At first, it might seem like the better strategy is always going to be on-policy. How could you score more points by focusing on something totally irrelevant? But that's not true. The empirical fact in artificial intelligence research is that some problems are better solved by off-policy methods. Sometimes the best way to attain a goal is indirectly.

This is precisely what Mill argues about happiness. The way to maximize your happiness, so to speak, is to aim at something else. Dedicate yourself to something larger than your own happiness. Work hard at that. Then you’ll look back and realize that you’ve been accruing happiness the whole time. Mill writes,

“The enjoyments of life are sufficient to make it a pleasant thing when they are taken en passant without being made a principal objective. Once you make them so, you will immediately feel them to be insufficient. They will not bear a scrutinizing examination. Ask yourself whether you are happy, and you cease to be so. The only chance is for you to have as your purpose in life not happiness but something external to it. Let your self-consciousness, your scrutiny, your self-interrogation, exhaust themselves on that; and if you are otherwise fortunately circumstanced you will inhale happiness with the air you breathe, without dwelling on it or thinking about it, forestalling it in imagination, or putting it to flight by fatal questioning.”

In other words, the on-policy strategy doesn’t work for happiness. If you try to maximize for it directly, then you’re going to be worse off than if you had taken a different approach. Happiness is one of those problems that works better with the off-policy strategy. There has to be a separation between action and evaluation.
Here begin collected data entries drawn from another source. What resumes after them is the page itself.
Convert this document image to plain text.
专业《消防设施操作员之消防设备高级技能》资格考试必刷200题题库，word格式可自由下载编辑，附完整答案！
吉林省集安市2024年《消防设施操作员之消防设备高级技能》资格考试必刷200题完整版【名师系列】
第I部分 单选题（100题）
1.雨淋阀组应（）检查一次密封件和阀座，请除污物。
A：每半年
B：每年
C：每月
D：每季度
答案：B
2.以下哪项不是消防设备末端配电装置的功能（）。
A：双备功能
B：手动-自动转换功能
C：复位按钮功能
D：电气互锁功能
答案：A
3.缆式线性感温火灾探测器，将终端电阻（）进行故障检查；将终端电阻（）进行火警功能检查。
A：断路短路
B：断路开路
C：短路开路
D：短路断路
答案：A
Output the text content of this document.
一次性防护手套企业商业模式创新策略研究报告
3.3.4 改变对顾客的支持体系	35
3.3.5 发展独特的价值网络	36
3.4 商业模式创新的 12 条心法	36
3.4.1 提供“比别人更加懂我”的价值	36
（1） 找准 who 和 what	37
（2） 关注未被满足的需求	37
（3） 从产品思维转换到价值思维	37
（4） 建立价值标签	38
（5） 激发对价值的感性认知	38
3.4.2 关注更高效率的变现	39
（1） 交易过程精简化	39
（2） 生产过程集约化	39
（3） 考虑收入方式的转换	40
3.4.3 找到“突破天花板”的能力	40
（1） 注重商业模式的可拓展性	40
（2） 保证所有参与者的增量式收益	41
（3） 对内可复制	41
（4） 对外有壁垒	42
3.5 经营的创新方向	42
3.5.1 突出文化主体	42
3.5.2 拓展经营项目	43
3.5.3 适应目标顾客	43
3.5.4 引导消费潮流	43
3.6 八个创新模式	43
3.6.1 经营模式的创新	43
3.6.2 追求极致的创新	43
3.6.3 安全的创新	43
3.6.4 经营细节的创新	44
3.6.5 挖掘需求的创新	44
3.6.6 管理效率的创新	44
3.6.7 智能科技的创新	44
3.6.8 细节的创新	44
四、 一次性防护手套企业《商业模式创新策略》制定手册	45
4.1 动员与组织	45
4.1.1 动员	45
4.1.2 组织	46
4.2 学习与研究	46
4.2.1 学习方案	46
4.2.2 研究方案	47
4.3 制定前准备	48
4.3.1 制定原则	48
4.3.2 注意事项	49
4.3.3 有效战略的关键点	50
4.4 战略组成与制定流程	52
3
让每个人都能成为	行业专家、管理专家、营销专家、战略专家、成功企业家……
If you’re using your own happiness as a metric by which to evaluate your next decision, the scope of your concern cannot extend past your own feelings. Instead, argues Mill, focus on something larger than yourself and you’ll wake up one day to realize that you inhale happiness with the air you breathe.

The reason, then, that my parents never told me to pursue happiness directly was that they, like Mill, believe in an off-policy approach to happiness. When you tell someone that they should "do what makes them happy," you're advocating for an on-policy approach to happiness—making decisions and evaluating them by the same metric. That's exactly what they didn't want me to do. And while my parents didn’t learn this from reading Mill, the surprising thing about this position on happiness that it is shared—in some version or another—by practically every other philosopher who has weighed in on the matter. Old white dudes have been saying for millennia that the key to happiness is to be dedicated to a purpose larger than yourself.

One of my favorite of these accounts belongs to Bertrand Russell. He more or less says the same thing as Mill, but with a certain flair of nonchalance that contrasts with Mill’s solemn weightiness. Russell writes in The Conquest of Happiness, "Fundamental happiness depends more than anything else upon what may be called a friendly interest in persons and things." He continues, "let your interests be as wide as possible, and let your reactions to the things and persons that interest you be as far as possible friendly rather than hostile."

Happiness, in other words, is the natural result of the observation that there are a great many persons and things in the world worth taking a friendly interest in, and only one of them is yourself. It is with this idea in mind that I want to write this blog. But while Mill, Russell, and my parents might generally be correct about an off-policy approach to happiness, to be honest with you, I don't think I'll really be happy unless I sneak in that third and final fornication.


Mill, J.S. (1873/2003). Autobiography. Project Guternberg. 

Russell, B. (1930). The Conquest of Happiness. New York, NY: Liveright Publishing Corp.